It's been less than three weeks since Stephen Jackson returned to action after losing nearly a month to a fractured right pinky. Now, the San Antonio Spurs small forward could find himself back on the shelf, thanks to an unfortunate foot-fall, a possibly ill-timed food order and the mayor of the City of New York.
The unusual play took place with just under four minutes left in the first quarter of San Antonio's Thursday night visit to Madison Square Garden to take on the New York Knicks, with the Spurs holding a 17-14 lead on their hosts. With Spurs point guard Tony Parker dribbling above the 3-point arc on the right wing, Jackson slid along the left sideline down toward the far corner. Parker dribbled left around a Tim Duncan screen that slowed New York defender Jason Kidd, and as teammate Carmelo Anthony stepped up to stop Parker's penetration, the San Antonio triggerman jumped and tossed a pass to a wide-open Jackson for a corner 3-point attempt. Jackson gathered and shot over the outstretched left arm of the hard-charging Amar'e Stoudemire, but his shot came up a bit short.
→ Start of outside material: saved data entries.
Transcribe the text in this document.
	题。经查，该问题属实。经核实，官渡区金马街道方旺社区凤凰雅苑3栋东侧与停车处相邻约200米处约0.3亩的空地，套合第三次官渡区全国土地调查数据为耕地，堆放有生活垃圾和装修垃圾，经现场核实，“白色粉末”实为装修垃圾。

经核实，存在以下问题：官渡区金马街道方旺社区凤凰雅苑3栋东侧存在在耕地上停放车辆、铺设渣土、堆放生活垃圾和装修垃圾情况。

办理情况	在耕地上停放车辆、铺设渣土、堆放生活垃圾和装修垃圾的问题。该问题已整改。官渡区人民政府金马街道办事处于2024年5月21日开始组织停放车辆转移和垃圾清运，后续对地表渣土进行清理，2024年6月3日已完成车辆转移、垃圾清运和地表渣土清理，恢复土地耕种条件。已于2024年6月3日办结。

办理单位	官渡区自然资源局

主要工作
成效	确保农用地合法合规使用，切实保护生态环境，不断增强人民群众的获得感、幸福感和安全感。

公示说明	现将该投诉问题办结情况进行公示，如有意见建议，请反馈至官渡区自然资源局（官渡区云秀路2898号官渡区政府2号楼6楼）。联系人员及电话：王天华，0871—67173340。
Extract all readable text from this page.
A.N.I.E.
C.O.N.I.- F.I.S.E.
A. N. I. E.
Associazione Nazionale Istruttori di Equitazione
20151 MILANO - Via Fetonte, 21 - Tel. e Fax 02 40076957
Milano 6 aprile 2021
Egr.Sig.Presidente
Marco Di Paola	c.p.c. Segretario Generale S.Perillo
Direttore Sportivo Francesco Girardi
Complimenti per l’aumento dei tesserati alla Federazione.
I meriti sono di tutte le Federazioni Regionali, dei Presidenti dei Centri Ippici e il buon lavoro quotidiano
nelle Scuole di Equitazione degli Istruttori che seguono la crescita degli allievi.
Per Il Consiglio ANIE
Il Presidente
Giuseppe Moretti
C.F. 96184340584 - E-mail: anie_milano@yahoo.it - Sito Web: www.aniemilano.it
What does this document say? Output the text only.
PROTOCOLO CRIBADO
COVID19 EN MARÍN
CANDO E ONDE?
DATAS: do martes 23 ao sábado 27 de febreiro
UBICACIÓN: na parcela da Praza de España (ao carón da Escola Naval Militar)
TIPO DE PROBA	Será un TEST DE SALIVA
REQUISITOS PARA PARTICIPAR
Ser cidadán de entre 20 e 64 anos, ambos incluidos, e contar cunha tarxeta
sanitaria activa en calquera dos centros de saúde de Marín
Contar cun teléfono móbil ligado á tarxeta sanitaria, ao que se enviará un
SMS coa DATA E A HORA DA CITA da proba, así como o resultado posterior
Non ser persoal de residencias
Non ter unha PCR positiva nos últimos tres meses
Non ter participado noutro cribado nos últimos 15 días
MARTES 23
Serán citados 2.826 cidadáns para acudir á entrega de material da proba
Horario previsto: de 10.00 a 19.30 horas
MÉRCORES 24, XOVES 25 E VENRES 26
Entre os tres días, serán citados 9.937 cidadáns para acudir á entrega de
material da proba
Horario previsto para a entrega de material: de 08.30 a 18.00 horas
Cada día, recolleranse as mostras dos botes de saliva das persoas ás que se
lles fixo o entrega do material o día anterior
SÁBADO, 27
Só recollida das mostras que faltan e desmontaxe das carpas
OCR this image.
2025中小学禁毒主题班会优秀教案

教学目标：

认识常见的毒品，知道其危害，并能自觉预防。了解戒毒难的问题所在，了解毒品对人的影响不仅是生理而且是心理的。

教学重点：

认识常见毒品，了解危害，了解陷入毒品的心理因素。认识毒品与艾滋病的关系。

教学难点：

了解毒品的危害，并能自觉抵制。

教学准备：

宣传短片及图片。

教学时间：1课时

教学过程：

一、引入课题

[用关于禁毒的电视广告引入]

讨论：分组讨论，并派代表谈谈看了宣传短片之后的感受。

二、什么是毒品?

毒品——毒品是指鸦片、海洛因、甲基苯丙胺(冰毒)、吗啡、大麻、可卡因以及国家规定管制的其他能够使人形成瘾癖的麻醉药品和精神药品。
Stoudemire's left elbow made contact with Jackson's right side after the shot was in the air, but it didn't appear hard enough to knock Jackson off-kilter; rather, the Spurs swingman just took a simple step backward, and then suddenly crumpled to the deck. When the Knicks headed up the floor in search of a basket, they did so with a 5-on-4 advantage, as Jackson stayed down behind the play. New York took advantage of their power play, with center Tyson Chandler rebounding Stoudemire's missed top-of-the-key jumper and kicking out to Anthony for a wide-open right-corner 3 that tied the game at 17.
After the bucket, Spurs coach Gregg Popovich called a 20-second timeout at the 2:57 mark of the opening quarter so that Jackson could exit the game. The 13-year veteran hobbled off the floor and back to the Spurs' locker room, and did not return.
Jackson finished scoreless, having missed both of his field-goal attempts in 2 minutes, 50 seconds of playing time. He was unavailable for comment after the game, according to Brian Mahoney of The Associated Press.
Stephen Jackson gestures in the direction of his assailant. (AP/Kathy Willens)In and of itself, a player turning an ankle by stepping on someone sitting courtside isn't that weird — we've seen countless plays like that over the years, specifically along the baseline, where network television camera operators have become frequent landing spots for airborne ballplayers (and, subsequently, targets for fan and writer derision when said players come up lame). The rare element of this particular play, though, was captured by the Spurs' FOX Sports Southwest broadcast team, who noticed that as Jackson took his step backward after absorbing Stoudemire's contact, his right foot stepped on, of all things, a courtside waitress who was crouching down along the boundary, which led to the twisted right ankle that knocked him out of the game.
The Spurs broadcasters reported that the waitress was serving New York City Mayor Michael Bloomberg, who was seated directly behind where Jackson launched his shot. While I certainly wouldn't wish any injury, let alone such a weird one, on any player, let alone one I love as much as Cap'n Jack, one aspect of this unfortunate situation worth celebrating is that it resulted in the following sentence appearing in an Associated Press story: "It was unclear if the waitress was serving Bloomberg, who was seen eating a box of popcorn shortly after the play." I honestly never thought I'd read anything like that in relationship to Stephen Jackson; shame on me for being so closed-minded.
The Knicks went on to beat the Spurs, 100-83, snapping San Antonio's seven-game winning streak behind a balanced scoring effort and a long-range barrage that saw New York finish 12 for 27 (44.4 percent) from 3-point land. Anthony led the way with 23 points, eight rebounds and three assists in 36 minutes, while sixth man J.R. Smith chipped in 20 points, five rebounds, three assists and one monster dunk off the Knicks bench.
San Antonio hung in throughout the first half, but appeared to be sluggish after intermission while playing their fourth game in five nights, finishing with an unseemly 36.4 percent mark from the field and going just 9 for 34 from long range. Only three Spurs scored in double-figures, led by reserve guard Gary Neal's 12 points.